Oral drugs are not only preferred for drug delivery by patients, but they are also far less expensive than the $900 per month in costs that is common for a regimen of a GLP-1 injectables. If successful in developing an oral option, Lexaria could find itself in a commanding position in a market for GLP-1 drugs that analysts say could balloon to $150 billion to $200 billion. That’s a lot of headroom for a company with a market capitalization currently under $15 million.
Lexaria’s unique drug-delivery technology is validated by a wide-ranging patent portfolio. The technology is protected by 37 patents around the world covering antiviral drugs, specific molecules for hypertension and central nervous system disorders, nicotine, NSAIDs (non-steroidal anti-inflammatory drugs) and vitamins. Also in development are patents pending that will further galvanize DehydraTECH for hypertension, hormone treatments and other drug formulations.
Lexaria has already caught the attention of tobacco juggernaut Altria, which has licensed Lexaria’s DehydraTECH and agreed to pay royalties on any oral nicotine product sales. This alone could be a company maker as DehydraTECH makes reduced risk noncombustible nicotine possible, which could contribute to decreasing the more than 7 million deaths attributed to smoking every year and help Altria with its mission to move “beyond smoking.”

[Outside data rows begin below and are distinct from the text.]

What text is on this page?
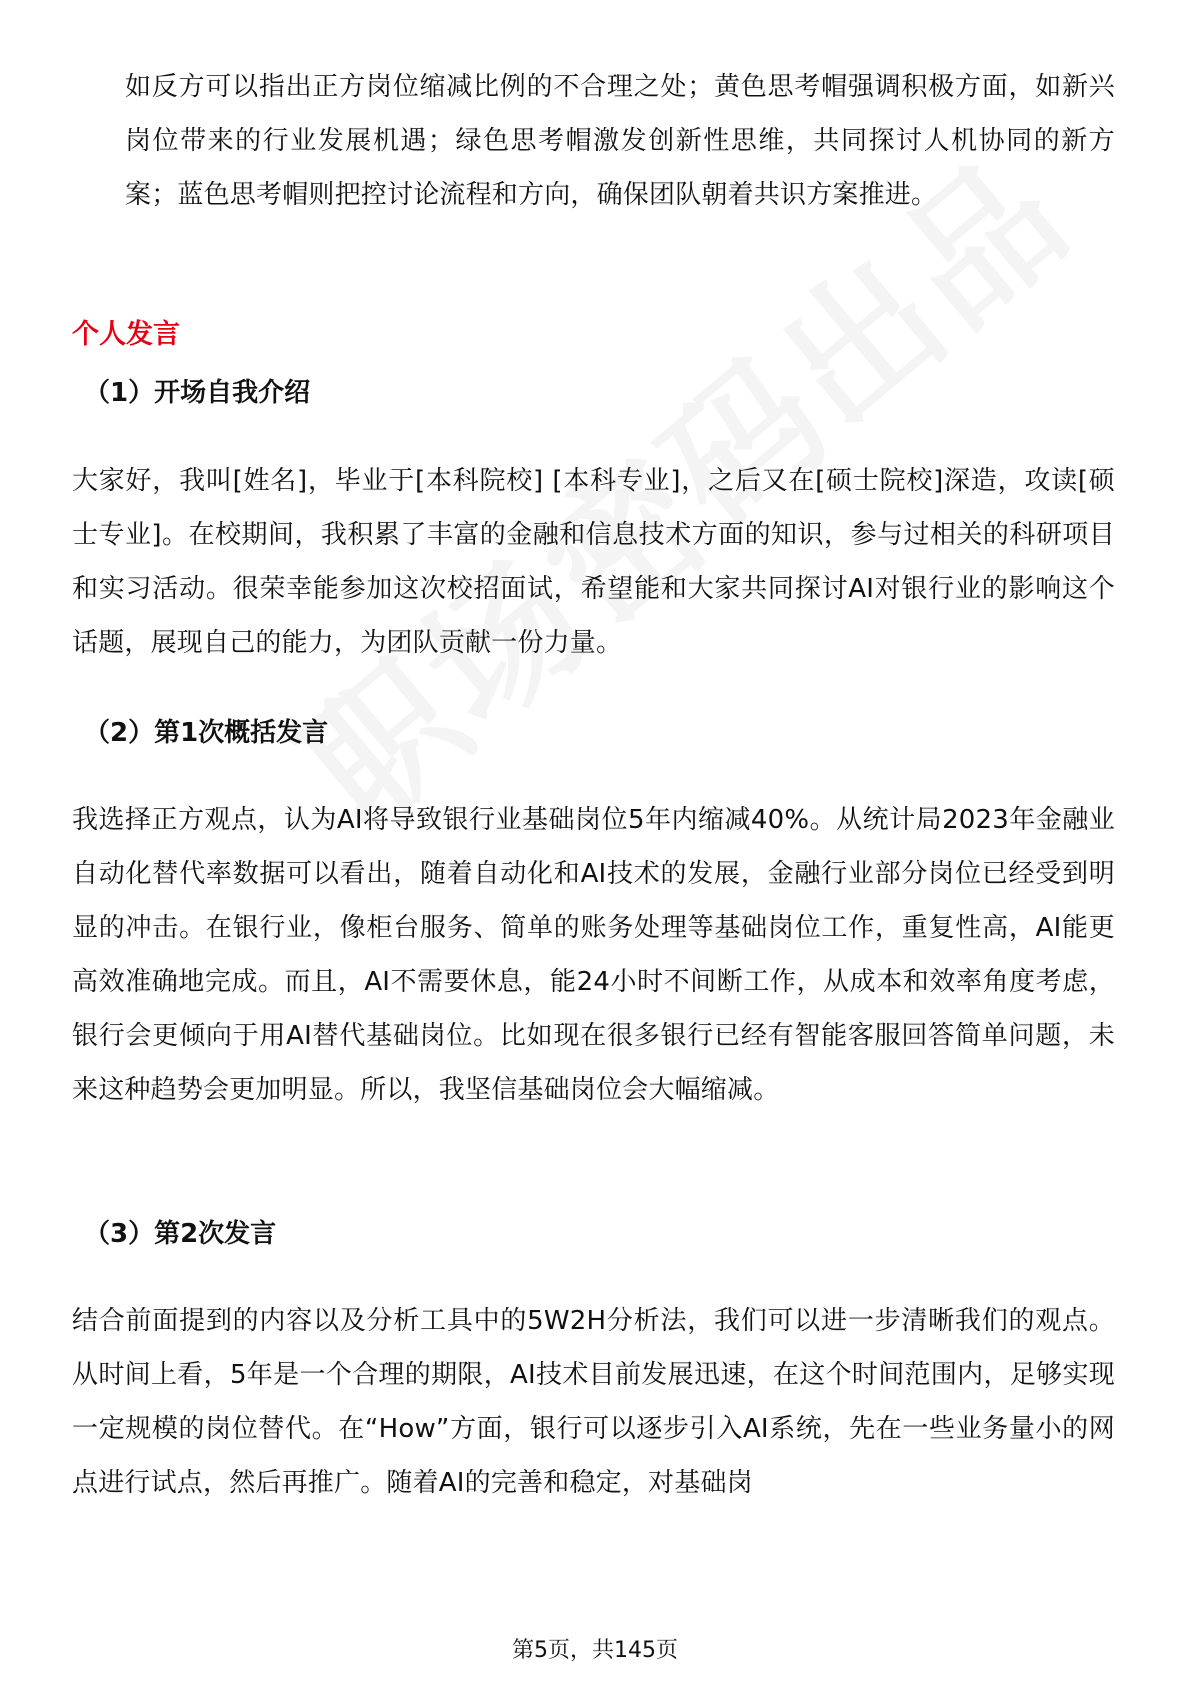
如反方可以指出正方岗位缩减比例的不合理之处；黄色思考帽强调积极方面，如新兴岗位带来的行业发展机遇；绿色思考帽激发创新性思维，共同探讨人机协同的新方案；蓝色思考帽则把控讨论流程和方向，确保团队朝着共识方案推进。

个人发言
（1）开场自我介绍

大家好，我叫[姓名]，毕业于[本科院校] [本科专业]，之后又在[硕士院校]深造，攻读[硕士专业]。在校期间，我积累了丰富的金融和信息技术方面的知识，参与过相关的科研项目和实习活动。很荣幸能参加这次校招面试，希望能和大家共同探讨AI对银行业的影响这个话题，展现自己的能力，为团队贡献一份力量。

（2）第1次概括发言

我选择正方观点，认为AI将导致银行业基础岗位5年内缩减40%。从统计局2023年金融业自动化替代率数据可以看出，随着自动化和AI技术的发展，金融行业部分岗位已经受到明显的冲击。在银行业，像柜台服务、简单的账务处理等基础岗位工作，重复性高，AI能更高效准确地完成。而且，AI不需要休息，能24小时不间断工作，从成本和效率角度考虑，银行会更倾向于用AI替代基础岗位。比如现在很多银行已经有智能客服回答简单问题，未来这种趋势会更加明显。所以，我坚信基础岗位会大幅缩减。

（3）第2次发言

结合前面提到的内容以及分析工具中的5W2H分析法，我们可以进一步清晰我们的观点。从时间上看，5年是一个合理的期限，AI技术目前发展迅速，在这个时间范围内，足够实现一定规模的岗位替代。在“How”方面，银行可以逐步引入AI系统，先在一些业务量小的网点进行试点，然后再推广。随着AI的完善和稳定，对基础岗

第5页，共145页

This Ball Is Just Getting Rolling
The opportunity for Lexaria is undergirded by recent results and the progress of majors actively in the diabetes and weight-loss markets. In fact, it is arguable that the fervor for these types of drugs is only in the early stages as drug makers parlay diabetes drugs into weight-loss medications and likely much more, effectively expanding markets and revenue while greatly slashing development costs.
Novo Nordisk (NYSE: NVO) is a leader in diabetes and obesity medicines. In June, Novo Nordisk said that it is taking actions to protect U.S. patients from the unlawful marketing and sales of non-FDA approved counterfeit and compounded semaglutide products claiming to contain semaglutide, while reinforcing the responsible use of Novo Nordisk’s FDA-approved medicines. Novo Nordisk’s prescription-only, FDA-approved semaglutide medicines are Wegovy(R) for chronic weight management along with Ozempic(R) and Rybelsus(R) for type 2 diabetes.
Pfizer Inc. (NYSE: PFE) is leveraging its small molecule design expertise, continuing advancement of the clinical program for danuglipron (PF-06882961), subject to results from the ongoing phase 2 trial. Danuglipron is the largest oral, small molecule GLP-1-RA clinical development program underway with more than 1,400 participants enrolled for the treatment of obesity and type 2 diabetes. The company expects to finalize plans for the danuglipron late-stage program by the end of 2023 and also is developing a once-daily modified release version.
Merck & Company Inc.’s (NYSE: MRK) oral GLP-1 drug MK-6024 (efinopegdutide) activates glucagon receptors to increase energy expenditure and reduce food intake. Recently, the drug, which isn’t specifically being developed as a weight-loss substance, was granted Fast Track Designation from the FDA as a potential treatment for patients with nonalcoholic steatohepatitis (NASH), a more severe form of nonalcoholic fatty liver disease (NAFLD) that includes inflammation and damage to the liver. MK-6024 is an investigational peptide and dual agonist at GLP-1 and glucagon receptors.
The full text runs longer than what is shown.